Two people sit with the same model, the same access, the same company data behind it. One walks away thrilled. One walks away convinced the thing is useless. I keep watching this happen, and the difference has nothing to do with how they phrase the prompt.
The one who gets good work out of it can look at an answer and tell, fast, whether it is any good. That instinct has a name. We call it taste. And taste turns out to be the same thing I spend my days trying to write down for machines.
The Pattern I See
Watch two people work the same tool on the same task. Both follow the usual prompt advice: be specific and give the model context.
Pippo gets a generic, mediocre answer and accepts it. He does not register that anything is off. He moves on.
Saro gets a near-identical answer, frowns, and asks for a rewrite with more detail. The second pass is better. He pushes once more and lands on something genuinely good.
Same starting prompt. Same tool. Different results.
The gap sits in one place: Saro can look at an output and say "this is not right yet," then point at what to fix. Call it judgment about quality, the ability to feel that an answer is thin before you can fully argue why. Prompt tricks have little to do with it.
prompt write the launch announcement for our new feature
same prompt, same tool, same access. the only thing changing below is judgment.
What I Mean by Taste
Taste here is the act of judging quality. You know when an answer is good rather than merely okay. The flat hum of generic AI prose reaches you, and so does the sense of which way to push and when to stop. You feel all of it before you can defend it, the way you can look at a design and sense something is off, or read code that runs and still smell that it is fragile.

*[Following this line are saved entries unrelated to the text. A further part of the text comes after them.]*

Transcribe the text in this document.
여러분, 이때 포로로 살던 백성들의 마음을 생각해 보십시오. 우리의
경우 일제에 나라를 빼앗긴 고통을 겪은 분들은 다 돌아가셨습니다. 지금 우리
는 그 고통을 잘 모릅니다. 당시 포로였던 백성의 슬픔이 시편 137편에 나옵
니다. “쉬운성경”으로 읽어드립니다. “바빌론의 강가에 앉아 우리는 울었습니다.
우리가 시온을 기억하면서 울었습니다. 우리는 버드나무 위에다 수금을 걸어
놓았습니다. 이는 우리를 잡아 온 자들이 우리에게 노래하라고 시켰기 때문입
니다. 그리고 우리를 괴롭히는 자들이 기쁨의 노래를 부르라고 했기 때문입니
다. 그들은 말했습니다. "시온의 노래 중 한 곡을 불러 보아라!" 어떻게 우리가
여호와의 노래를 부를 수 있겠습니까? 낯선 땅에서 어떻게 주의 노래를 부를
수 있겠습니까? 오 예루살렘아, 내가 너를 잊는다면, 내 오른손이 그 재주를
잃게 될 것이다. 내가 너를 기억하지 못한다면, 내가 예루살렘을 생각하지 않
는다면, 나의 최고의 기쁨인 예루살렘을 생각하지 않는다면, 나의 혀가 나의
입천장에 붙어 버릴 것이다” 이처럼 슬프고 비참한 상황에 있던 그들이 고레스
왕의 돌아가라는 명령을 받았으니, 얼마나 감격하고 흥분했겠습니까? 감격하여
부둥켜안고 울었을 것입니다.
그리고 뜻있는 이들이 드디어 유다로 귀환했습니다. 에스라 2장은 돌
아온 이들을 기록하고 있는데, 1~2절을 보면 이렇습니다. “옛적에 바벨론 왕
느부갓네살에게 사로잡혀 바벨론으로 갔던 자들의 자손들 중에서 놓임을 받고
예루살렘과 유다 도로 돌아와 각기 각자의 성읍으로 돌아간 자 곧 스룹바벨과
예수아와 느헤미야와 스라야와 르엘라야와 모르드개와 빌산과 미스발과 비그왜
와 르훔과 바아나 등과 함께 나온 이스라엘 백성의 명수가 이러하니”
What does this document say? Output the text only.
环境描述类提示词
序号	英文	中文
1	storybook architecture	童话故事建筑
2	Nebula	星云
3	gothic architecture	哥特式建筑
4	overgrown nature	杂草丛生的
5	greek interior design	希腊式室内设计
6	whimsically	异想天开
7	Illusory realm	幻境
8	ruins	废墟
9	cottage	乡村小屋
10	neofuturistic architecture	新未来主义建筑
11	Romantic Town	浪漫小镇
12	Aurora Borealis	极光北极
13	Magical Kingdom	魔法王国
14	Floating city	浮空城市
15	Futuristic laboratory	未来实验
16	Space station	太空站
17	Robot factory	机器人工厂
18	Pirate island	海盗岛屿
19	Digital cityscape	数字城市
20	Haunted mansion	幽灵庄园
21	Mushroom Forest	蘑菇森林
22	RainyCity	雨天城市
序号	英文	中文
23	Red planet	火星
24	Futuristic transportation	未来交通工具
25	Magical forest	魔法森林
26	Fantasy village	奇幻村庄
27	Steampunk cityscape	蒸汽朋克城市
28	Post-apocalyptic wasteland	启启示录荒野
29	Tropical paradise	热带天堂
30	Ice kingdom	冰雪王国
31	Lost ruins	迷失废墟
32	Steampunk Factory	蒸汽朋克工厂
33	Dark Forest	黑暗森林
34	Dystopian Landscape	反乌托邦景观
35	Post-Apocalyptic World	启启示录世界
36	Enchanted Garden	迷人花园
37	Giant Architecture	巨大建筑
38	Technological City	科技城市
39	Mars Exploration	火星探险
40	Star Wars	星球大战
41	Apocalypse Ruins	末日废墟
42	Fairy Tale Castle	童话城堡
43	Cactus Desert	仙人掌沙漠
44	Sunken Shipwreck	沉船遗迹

Now move that instinct one floor up, from a person at a chat box to an agent running inside a company. The agent reasons over scattered, half-contradictory documents and produces an answer. Someone has to judge it. Is it correct? Did it cite the source it drew from? When the data was not there, did it have the nerve to say "I don't know"? That judgment is taste again, applied to a machine instead of a paragraph.
An Eval Is Taste Written Down
Here is the connection I keep circling. An eval is an attempt to write your taste down so a machine can apply it for you. When I build Tessera, an MCP-native generator that scores an agent on accuracy, provenance, and correct refusal, I am taking the frown that Saro makes at a thin answer and turning it into something a test runner can check ten thousand times without me in the room.
That turns the whole problem into a real engineering question: which parts of your taste are you willing to commit to? "This answer cites the wrong contract clause" is a judgment a human makes in a second and an eval can encode. "This refusal was the honest move" is harder, and writing it down forces you to say exactly what honest means. The eval is only as good as the taste behind it, which is humbling, because it means a vague sense of quality produces a vague test, and a vague test lets bad answers through.
So taste and evals are one instinct at two scales. The small scale is you, squinting at a draft. The large scale is a suite of checks standing in for you across every run, so the agent can be trusted without a person reviewing each answer. Writing that suite is mostly the work of making your own taste explicit enough to survive being automated.
Why This Matters
If quality lives in judgment, then someone without taste gets thin results, decides the tool is useless, and quits. Give the same tool to someone who keeps steering and the work climbs. The same split shows up in agents. A team that can articulate what a good answer looks like ships an agent you can rely on, while a team that only half-knows ships one that sounds confident and is occasionally, quietly, wrong.
When people ask how to get good with AI, I have stopped saying "learn better prompts." I say: look at a pile of outputs, learn to feel the difference, and practice writing down what is wrong. Build reference points. That practice is exactly how you learn to write evals, which is why I think the two skills converge.
The honest gap: I cannot fully prove taste and evals are the same thing. A lot of what makes an answer good still resists being written down, and the parts that resist hardest may be the parts that matter most. Maybe the residue that escapes every eval is just taste I have not learned to articulate yet. Or maybe some of it never compresses into a rule, and the machine will always need a human to make the final call. I keep building the tests as if the first answer is true. I lose sleep suspecting the second one is.